Duhaime's Law Dictionary

Banker Definition:

An individual who is engaged in the business of banking.

Related Terms: Bank

Historically, but less so today, private persons or partnerships could carry on the business of a bank; mostly receiving monies on deposit, paying interest on those deposits, and extending loans of those monies to third-paryies at a higher rate of interest.

In 1899, the United States Supreme Court (Austen) used these words:

"A banker ... is a trader who buys money, or money and debts, by creating other debts, which he does with his credit - exchanging for a debt payable in the future one payable on demand.

"The first business of a banker is not to lend money to others, but to collect money from others.

"A banker (is) a dealer in capital, or, more properly, a dealer in money. He is an intermediate party between the borrower and the lender.
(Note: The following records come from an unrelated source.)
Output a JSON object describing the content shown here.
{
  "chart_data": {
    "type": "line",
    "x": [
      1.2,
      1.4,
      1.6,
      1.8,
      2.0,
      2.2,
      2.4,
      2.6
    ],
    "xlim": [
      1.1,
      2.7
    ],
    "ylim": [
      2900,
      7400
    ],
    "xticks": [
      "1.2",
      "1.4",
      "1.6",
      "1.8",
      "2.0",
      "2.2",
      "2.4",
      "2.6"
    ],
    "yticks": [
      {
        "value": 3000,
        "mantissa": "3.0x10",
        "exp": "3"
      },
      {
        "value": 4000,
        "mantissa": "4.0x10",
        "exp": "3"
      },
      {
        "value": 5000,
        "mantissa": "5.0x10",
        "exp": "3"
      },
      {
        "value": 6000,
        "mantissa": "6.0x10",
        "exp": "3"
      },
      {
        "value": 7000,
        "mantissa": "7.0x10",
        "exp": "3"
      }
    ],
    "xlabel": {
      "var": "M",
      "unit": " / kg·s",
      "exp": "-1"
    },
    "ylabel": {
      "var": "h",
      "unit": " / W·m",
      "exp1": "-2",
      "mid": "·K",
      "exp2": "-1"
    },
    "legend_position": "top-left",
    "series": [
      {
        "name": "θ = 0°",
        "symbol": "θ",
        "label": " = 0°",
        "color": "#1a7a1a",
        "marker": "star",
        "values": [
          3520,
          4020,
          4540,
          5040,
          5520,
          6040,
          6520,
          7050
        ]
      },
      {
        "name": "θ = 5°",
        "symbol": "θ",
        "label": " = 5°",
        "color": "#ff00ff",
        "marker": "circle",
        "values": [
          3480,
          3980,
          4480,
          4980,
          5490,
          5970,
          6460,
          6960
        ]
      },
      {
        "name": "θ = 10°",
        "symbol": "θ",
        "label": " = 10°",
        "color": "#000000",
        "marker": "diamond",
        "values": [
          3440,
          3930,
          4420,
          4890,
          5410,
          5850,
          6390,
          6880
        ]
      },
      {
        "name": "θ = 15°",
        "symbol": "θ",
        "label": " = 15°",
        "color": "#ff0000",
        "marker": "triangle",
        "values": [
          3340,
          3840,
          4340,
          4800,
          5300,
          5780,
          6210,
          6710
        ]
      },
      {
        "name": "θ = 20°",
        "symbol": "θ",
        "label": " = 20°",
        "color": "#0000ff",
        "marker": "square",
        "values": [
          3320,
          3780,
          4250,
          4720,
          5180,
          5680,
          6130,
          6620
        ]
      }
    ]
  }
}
He borrows of one party and lends to another."

In United Dominions (1966), Justice Diplock wrote:

"It is essential to the business of banking that a banker should acept money from his customers on a running account into which sums of money are from time to time paid by the customer and from time to time withdrawn by him by cheque....

"... the banker must also undertake to pay cheques drawn on himself (the banker) by his customers in favour of third parties up to the amount standing to their credit in their current accounts and to collect cheques for his customers and credit the proceeds to their current accounts."

As the history of the term, the US Supreme Court, in Austen, added:

"The very first banking in England was pure borrowing. It consisted in receiving money, in exchange, for which promissory notes were given, payable to bearer on demand; and so essentially was this banking, as then understood, that the monopoly given to the Bank of England was secured by prohibiting any partnership of more than six persons to borrow, owe, or take up any sum or sums of money on their bills or notes payable at demand. And it had effect until 1772 (about 30 years), when the monopoly was evaded by the introduction of the deposit system. The relations created are the same as those created by the issue of notes. In both a debt is created; the evidence only is different. In one case it is a credit on the banker's books; in the other, his written promise to pay. In the one case he discharges it by paying the orders (checks) of his creditor; in the other, by redeeming his promises. These are the only differences. There may be others of advantage and ultimate effect, but with them we are not concerned."

And, in his 1816 Law Dictionary, Williams noted that:

"Goldsmiths were the first who got the name of bankers in the Reign of King Charles the Second."


  • Auten v United States National Bank 174 US 125, published at http://altlaw.org/v1/cases/388326
  • Union Dominions Trust v Kirkwood 1966 1 All English Reports, page 968; at pages 986-987 
  • Williams, T. W., A Compendious and Comprhensive Law Dictionary Elucidating The Terms and General Principles of Law and Equity (London: Gale and Fenner, 1816).